這年頭確實如此,過兩年就慢慢變好了,依然是那支讓人信賴的部隊。
宋新連忙說道:“我也就是按史實拍攝,那些東西書裏面都有。”
王團長笑道:“書裏什麼都有,可是大家不一定看得進去,電視劇就不同了。”
寒暄了一陣子,也出發去外景地。
井崗市主要就是拍南昌起義、秋收、三彎改編、井崗會師、反圍剿這五部分。
南昌起義和秋收各一場戲,作爲背景。
三彎改編織布設在連上,士兵委員會制度、三大紀律六項注意等等,展現和舊軍隊的不同之處。
先拍反圍剿,因爲古越還沒進組,前面那些戲不可能少了他。
來到郊外,劇組之前勘探好的外景地,早幾天出發的李大偉,已經帶着一組人在準備了。
這是一山坡下,搭好了一個民國時期的南方村落。
很破舊,房子大多都是黃泥摻雜稻草夯成,或者木質的,極個別磚瓦房。
不過,現在已經被焚燬大半了,村中央還有一顆巨大的大樹,不過只剩下一個樹墩子。
宋新走過來,在上面仔細打量了一下,上面全是亂七八糟斧頭砍伐的痕跡,又踢了兩腳。
“這是樟樹吧?”
李大偉道:“沒錯,跟樟樹一模一樣,我仔細對比過。”
“無村不樟,無樟不村,這玩意可少不了。”
宋新點點頭,這玩意是江南省的省樹,大部分村子都得有。
又去看了眼村後的竹林,同樣砍伐一空,只留下短短的一節。
這場戲,是展現飯動派的暴行,反圍剿時期,怎麼也少不了的。
又來村裏查看一番,基本上就是一個30年代被破壞一空的村子,但是還不夠。
檢查完一圈,宋新搖搖頭:“還不夠徹底,所有茅草、木製的房屋,能燒的全燒了,一點不留。”
“要那麼徹底嗎?”
李大偉有些疑慮:“飯動派又不是什麼多勤快的人,殺光人把火完事了,還會那麼盡職盡責寸草都不留?是不是太刻意了一點?”
“無不焚之居,無不伐之樹,無不殺之雞犬,無遺留之壯丁,閭閻不見炊煙,這是他們工作報告的原話,照着做就行了。
不是宋新要那麼刻意,實在是他們太不當人了。
而且,還明令不要用轟炸,要用火油去燒,才殺的徹底。
李大偉也不說什麼,照做不行,帶人放火去了。
村外,一羣扮演屍體的羣演正在化妝,老人小孩都有。
至於死掉的雞鴨牛狗,沒有。
這年頭人都不夠喫的,殺完怎麼可能留在原地。
劉葉和戰士們也換好了衣服在化妝,今天只帶了一個營,這場戲只是撤退轉移途中,經過一個村莊發現慘狀。

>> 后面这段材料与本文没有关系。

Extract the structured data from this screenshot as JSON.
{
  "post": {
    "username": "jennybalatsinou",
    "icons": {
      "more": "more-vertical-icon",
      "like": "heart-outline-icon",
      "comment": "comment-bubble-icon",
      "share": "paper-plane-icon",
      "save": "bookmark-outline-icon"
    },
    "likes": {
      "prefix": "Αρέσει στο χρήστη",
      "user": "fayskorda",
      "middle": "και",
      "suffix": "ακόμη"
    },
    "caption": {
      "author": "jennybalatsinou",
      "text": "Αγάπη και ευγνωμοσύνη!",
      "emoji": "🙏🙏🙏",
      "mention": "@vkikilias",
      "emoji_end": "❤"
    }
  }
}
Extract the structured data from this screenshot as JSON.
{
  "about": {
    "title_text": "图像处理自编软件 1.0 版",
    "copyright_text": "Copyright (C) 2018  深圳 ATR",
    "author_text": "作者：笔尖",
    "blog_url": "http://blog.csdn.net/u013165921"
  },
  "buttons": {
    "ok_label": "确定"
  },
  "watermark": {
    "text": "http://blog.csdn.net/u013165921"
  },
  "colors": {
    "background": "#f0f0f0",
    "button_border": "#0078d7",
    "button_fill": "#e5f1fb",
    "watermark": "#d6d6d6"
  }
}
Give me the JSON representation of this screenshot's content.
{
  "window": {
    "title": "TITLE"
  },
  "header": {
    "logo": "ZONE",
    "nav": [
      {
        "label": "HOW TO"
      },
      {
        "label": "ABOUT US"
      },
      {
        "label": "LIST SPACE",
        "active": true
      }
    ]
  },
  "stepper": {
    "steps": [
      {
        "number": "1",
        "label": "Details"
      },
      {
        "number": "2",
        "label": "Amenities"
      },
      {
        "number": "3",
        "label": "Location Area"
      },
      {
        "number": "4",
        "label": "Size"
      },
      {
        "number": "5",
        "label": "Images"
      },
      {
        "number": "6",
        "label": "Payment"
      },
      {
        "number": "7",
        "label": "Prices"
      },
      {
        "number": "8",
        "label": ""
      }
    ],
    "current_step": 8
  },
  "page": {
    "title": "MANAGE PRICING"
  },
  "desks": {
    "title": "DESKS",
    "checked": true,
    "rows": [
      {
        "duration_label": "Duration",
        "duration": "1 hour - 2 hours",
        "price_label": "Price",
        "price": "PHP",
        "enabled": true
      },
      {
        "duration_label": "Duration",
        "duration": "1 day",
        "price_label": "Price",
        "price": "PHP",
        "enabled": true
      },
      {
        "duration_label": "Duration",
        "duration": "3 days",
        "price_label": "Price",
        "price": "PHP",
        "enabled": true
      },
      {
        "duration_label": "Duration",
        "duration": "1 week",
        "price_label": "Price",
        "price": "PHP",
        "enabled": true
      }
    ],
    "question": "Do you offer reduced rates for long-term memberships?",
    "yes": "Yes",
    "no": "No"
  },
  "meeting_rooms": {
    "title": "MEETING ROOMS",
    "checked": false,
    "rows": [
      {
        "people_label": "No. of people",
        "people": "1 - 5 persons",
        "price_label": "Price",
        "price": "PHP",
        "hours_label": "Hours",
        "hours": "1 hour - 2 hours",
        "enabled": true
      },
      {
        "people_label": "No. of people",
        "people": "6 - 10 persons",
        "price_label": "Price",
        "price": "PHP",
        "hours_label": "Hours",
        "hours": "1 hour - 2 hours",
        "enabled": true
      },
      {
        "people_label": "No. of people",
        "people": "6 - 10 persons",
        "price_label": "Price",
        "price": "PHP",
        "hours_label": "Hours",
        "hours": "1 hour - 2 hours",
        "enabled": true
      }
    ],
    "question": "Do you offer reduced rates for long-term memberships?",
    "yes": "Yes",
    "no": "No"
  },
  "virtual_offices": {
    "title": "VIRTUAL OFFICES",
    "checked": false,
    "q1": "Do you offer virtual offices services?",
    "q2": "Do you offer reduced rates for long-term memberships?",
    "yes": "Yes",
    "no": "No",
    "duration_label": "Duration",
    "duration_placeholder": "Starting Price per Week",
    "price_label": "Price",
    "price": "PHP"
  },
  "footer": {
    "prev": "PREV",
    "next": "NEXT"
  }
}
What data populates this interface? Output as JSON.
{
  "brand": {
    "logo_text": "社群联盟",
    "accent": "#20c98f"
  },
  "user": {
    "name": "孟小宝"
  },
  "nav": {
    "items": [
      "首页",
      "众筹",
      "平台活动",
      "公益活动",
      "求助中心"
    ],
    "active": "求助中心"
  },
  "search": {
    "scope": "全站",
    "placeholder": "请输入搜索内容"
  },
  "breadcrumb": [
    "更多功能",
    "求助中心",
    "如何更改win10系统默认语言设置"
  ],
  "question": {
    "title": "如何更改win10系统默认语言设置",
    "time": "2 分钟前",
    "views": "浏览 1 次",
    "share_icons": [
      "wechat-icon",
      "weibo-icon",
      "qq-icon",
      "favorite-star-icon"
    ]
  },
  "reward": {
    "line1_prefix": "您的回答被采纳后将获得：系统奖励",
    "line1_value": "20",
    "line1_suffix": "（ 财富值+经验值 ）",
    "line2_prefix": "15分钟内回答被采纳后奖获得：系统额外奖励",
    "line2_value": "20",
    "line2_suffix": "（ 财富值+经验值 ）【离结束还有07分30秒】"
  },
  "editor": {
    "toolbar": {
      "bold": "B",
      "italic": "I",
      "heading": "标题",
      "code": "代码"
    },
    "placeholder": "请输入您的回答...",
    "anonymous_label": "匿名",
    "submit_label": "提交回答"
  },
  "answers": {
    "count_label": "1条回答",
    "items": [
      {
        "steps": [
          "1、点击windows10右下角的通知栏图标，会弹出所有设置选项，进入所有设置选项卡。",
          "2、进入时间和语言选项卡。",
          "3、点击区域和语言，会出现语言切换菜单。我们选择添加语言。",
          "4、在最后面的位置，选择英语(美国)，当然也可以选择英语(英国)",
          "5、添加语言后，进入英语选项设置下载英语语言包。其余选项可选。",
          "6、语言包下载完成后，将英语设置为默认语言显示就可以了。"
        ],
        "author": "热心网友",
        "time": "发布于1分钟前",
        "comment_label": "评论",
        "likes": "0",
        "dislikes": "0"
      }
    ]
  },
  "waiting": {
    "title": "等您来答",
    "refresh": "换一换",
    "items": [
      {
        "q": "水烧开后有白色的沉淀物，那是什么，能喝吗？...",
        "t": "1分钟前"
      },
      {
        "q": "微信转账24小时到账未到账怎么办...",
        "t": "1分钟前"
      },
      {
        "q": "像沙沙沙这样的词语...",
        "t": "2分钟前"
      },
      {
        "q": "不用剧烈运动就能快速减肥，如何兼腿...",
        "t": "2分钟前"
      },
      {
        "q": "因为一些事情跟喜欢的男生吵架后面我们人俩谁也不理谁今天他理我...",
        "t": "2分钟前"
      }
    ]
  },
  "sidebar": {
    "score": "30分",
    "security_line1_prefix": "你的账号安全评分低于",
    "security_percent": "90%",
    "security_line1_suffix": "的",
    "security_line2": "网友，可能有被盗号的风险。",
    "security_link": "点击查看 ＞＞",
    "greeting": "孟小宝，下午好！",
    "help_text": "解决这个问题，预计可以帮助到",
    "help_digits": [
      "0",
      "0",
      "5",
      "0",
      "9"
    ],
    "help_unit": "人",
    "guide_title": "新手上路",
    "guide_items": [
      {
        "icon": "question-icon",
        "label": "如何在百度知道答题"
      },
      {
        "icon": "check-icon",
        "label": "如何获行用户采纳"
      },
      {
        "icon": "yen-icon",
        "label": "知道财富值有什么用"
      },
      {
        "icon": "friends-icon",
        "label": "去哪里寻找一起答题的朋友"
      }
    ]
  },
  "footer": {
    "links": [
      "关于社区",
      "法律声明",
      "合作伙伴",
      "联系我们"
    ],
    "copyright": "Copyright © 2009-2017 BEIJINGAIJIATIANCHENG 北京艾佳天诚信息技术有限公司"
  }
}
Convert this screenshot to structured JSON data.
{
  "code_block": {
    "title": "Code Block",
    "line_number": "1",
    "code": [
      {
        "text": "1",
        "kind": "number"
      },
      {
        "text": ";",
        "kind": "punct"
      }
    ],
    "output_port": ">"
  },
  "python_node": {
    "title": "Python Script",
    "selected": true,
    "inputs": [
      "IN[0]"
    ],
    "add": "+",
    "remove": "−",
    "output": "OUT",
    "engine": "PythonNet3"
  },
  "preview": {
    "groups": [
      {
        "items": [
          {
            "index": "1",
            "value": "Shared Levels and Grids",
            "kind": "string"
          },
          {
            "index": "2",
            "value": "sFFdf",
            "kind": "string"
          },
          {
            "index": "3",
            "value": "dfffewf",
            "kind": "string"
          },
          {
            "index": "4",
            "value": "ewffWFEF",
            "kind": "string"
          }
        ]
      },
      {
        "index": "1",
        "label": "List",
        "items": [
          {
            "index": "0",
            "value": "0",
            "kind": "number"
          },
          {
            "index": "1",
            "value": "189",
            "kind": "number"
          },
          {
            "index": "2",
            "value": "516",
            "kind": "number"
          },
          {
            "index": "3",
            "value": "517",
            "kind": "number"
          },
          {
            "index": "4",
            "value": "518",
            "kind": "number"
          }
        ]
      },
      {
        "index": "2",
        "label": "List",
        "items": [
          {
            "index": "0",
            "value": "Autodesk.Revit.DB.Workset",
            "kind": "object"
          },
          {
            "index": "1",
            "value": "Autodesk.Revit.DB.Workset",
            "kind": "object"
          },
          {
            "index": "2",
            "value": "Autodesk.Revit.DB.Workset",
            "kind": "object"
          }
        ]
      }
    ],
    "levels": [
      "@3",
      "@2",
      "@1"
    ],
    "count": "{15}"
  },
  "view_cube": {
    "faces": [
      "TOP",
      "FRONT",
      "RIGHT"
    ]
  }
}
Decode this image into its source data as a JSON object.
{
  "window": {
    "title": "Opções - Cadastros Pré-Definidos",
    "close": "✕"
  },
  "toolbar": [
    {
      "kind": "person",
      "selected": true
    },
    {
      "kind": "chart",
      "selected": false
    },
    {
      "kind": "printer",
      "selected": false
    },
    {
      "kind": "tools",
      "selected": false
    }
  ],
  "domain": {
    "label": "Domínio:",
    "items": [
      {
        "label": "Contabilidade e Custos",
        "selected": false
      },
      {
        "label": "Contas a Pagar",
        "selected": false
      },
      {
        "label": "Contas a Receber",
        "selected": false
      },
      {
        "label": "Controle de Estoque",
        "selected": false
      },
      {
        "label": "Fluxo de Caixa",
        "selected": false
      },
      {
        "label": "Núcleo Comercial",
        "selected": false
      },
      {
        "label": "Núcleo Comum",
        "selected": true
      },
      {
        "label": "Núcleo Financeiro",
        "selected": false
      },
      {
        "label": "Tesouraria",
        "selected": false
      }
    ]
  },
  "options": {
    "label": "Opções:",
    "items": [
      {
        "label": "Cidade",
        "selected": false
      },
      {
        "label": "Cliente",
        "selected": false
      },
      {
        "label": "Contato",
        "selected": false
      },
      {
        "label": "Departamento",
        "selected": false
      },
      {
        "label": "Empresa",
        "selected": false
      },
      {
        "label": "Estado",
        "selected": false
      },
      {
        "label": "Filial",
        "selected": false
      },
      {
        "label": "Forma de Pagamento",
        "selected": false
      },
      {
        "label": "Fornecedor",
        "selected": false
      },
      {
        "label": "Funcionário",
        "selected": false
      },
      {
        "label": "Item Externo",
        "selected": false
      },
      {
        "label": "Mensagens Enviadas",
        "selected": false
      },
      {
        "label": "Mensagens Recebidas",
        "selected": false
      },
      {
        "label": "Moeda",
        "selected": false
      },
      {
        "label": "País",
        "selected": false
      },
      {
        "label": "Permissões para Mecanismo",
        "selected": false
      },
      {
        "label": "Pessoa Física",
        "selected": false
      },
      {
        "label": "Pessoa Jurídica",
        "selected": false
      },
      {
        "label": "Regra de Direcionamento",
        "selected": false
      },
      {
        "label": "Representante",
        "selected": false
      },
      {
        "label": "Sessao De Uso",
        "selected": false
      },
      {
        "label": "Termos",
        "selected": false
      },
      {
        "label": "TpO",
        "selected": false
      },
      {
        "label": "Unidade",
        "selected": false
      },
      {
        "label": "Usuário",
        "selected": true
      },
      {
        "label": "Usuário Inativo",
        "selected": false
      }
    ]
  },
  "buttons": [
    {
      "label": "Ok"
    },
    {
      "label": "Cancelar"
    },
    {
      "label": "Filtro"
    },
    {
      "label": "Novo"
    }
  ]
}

秋收到現在,經過三年的游擊戰爭,男主角從士兵成長爲連長了。
今天就兩場,村裏戲,以及男主角的連隊被打散後,一場甩掉敵人追殺的戲。
外加追擊的白狗子,一個營人都多了。
劉葉這回倒不用怎麼化妝了,反圍剿從30年開始,男主角60多,外表20左右,年紀對上了。
20歲的連長,也不稀奇,這個時期大把更年輕的。
兩個多小時後,準備的差不多了,五六十名戰士也化完妝了。
一個被打散了的連隊,這麼多人足夠了。
有的部隊,一個軍三個團加一塊才1300人呢。
“你們每天在不斷轉移、戰鬥,沒時間修整,身體上很是疲憊,而且和大部隊走散了,沒了主心骨,到處都是追兵,前方一片渺茫。
但是,作爲三彎改編後的虹軍隊伍,即便在如此境地,你們依然沒有被打倒,意志堅韌。”
走戲之前,宋新給戰士們講了講人物的狀態。
這也是爲什麼反圍剿,長征時期所有虹軍士兵,都請部隊來協助拍攝。
精神上的強大,羣演是不可能做到和戰士們一樣的。
即便有,那也是少數,不可能找到那麼多合適的。
跟來的王團長說道:“宋導你不早說,早說我就讓他們跟在車後面,負重20公裏跑步過來,這就夠疲憊了。”
負重20公裏....
宋新嘴角一抽,這也想得出來。
不少戰士們也臉色微變,團長這麼狠?
20公裏雖然不在話下,但是誰想多遭點罪呢。
“不至於不至於。”
宋新連忙道:“大家找找平常訓練後的感覺,找到那種疲憊的狀態就行,實在不行再跑兩圈。”
“是!”
戰士們齊聲聽令,心裏暗暗鬆了口氣。
“另外,步伐不要過於整齊了,但是也不能亂了,看到面前慘狀的時候,那股子仇恨,憤怒一定要表現出來,因爲你們的家人也在遭遇着同樣的慘狀。”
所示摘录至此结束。